In [1]:
with open("../data/input.txt", "r") as f:
    text = f.read()

print(f"Total number of characters in the input text: {len(text)}")
print("The first 100 characters are:")
print(text[:100])

Total number of characters in the input text: 1115394
The first 100 characters are:
First Citizen:
Before we proceed any further, hear me speak.

All:
Speak, speak.

First Citizen:
You


In [2]:
vocab = sorted(list(set(text)))
vocab_size = len(vocab)
print("Vocab size:", vocab_size)
print("Vocab:", vocab)

Vocab size: 65
Vocab: ['\n', ' ', '!', '$', '&', "'", ',', '-', '.', '3', ':', ';', '?', 'A', 'B', 'C', 'D', 'E', 'F', 'G', 'H', 'I', 'J', 'K', 'L', 'M', 'N', 'O', 'P', 'Q', 'R', 'S', 'T', 'U', 'V', 'W', 'X', 'Y', 'Z', 'a', 'b', 'c', 'd', 'e', 'f', 'g', 'h', 'i', 'j', 'k', 'l', 'm', 'n', 'o', 'p', 'q', 'r', 's', 't', 'u', 'v', 'w', 'x', 'y', 'z']


In [3]:
# Building a "tokenizer"
char_to_ind = { v:i for i,v in enumerate(vocab) }
ind_to_char = {i:v for i,v in enumerate(vocab) }

#print(char_to_ind)
#print(ind_to_char)

def encode(text: str) -> list[int]:
    return [char_to_ind[c] for c in text]

def decode(tokens: list[int]) -> str:
    return "".join([ind_to_char[i] for i in tokens])

test_phrase="Hallo World"
assert decode(encode(test_phrase)) == test_phrase

In [4]:
tokens = encode(text)

In [5]:
import torch
data = torch.tensor(tokens, dtype=torch.long)
train_data = data[:int(0.9*len(data))]
val_data = data[int(0.9*len(data)):]

assert len(data) == len(train_data) + len(val_data)

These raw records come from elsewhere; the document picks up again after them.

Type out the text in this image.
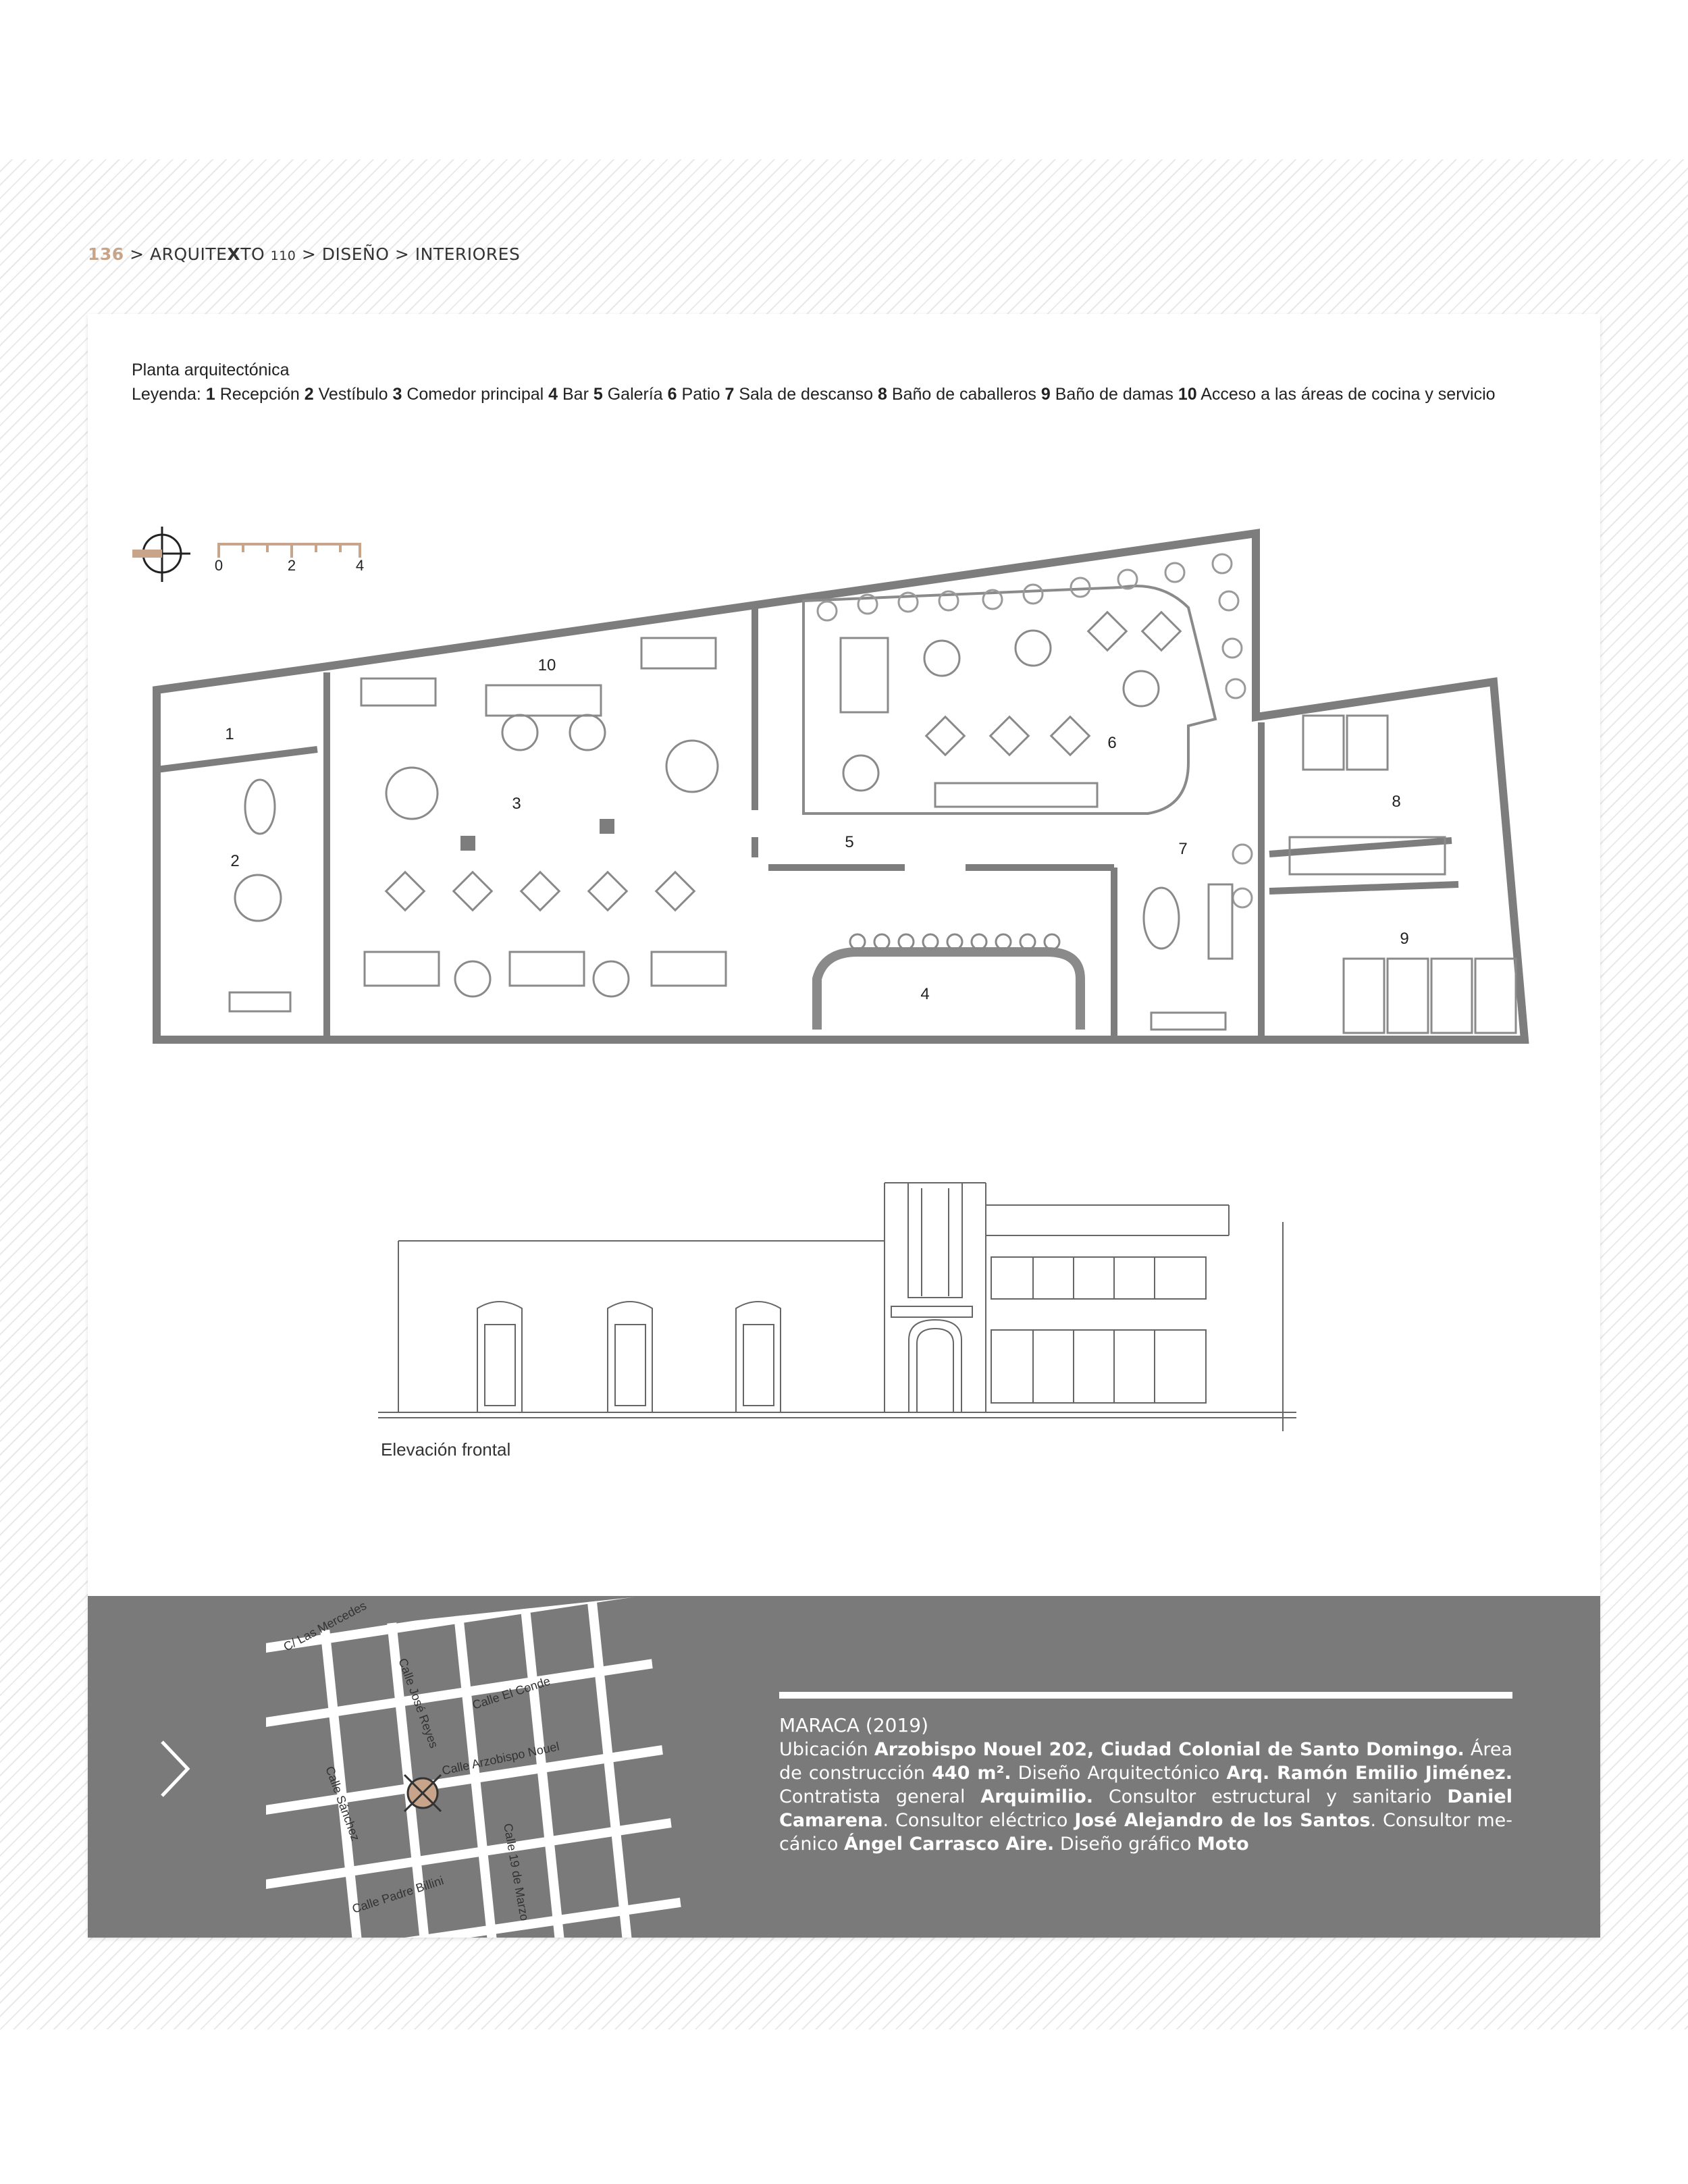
136 > ARQUITEXTO 110 > DISEÑO > INTERIORES
Planta arquitectónica
Leyenda: 1 Recepción 2 Vestíbulo 3 Comedor principal 4 Bar 5 Galería 6 Patio 7 Sala de descanso 8 Baño de caballeros 9 Baño de damas 10 Acceso a las áreas de cocina y servicio
0	2	4
1
2
3
4
5
6
7
8
9
10
Elevación frontal
C/ Las Mercedes
Calle José Reyes Calle El Conde
Calle Arzobispo Nouel
Calle Sánchez
Calle 19 de Marzo
Calle Padre Billini
MARACA (2019)
Ubicación Arzobispo Nouel 202, Ciudad Colonial de Santo Domingo. Área de construcción 440 m². Diseño Arquitectónico Arq. Ramón Emilio Jiménez. Contratista general Arquimilio. Consultor estructural y sanitario Daniel Camarena. Consultor eléctrico José Alejandro de los Santos. Consultor me-cánico Ángel Carrasco Aire. Diseño gráfico Moto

  data = torch.tensor(tokens, dtype=torch.long)


In [23]:
batch_size = 32
context_size = 8

def get_batch(split:str):
    data = train_data if split == "train" else val_data
    ix = torch.randint(len(data)-batch_size,(batch_size,))
    x = torch.stack([data[i:i+context_size] for i in ix])
    y = torch.stack([data[i+1:i+context_size+1] for i in ix])
    return x,y

In [29]:
x, y = get_batch("train")
print(x.shape, y.shape)

for i in range(x.shape[1]):
    print(decode(x[0,0:i+1].tolist()) + " -> " + decode([y[0,i].item()]))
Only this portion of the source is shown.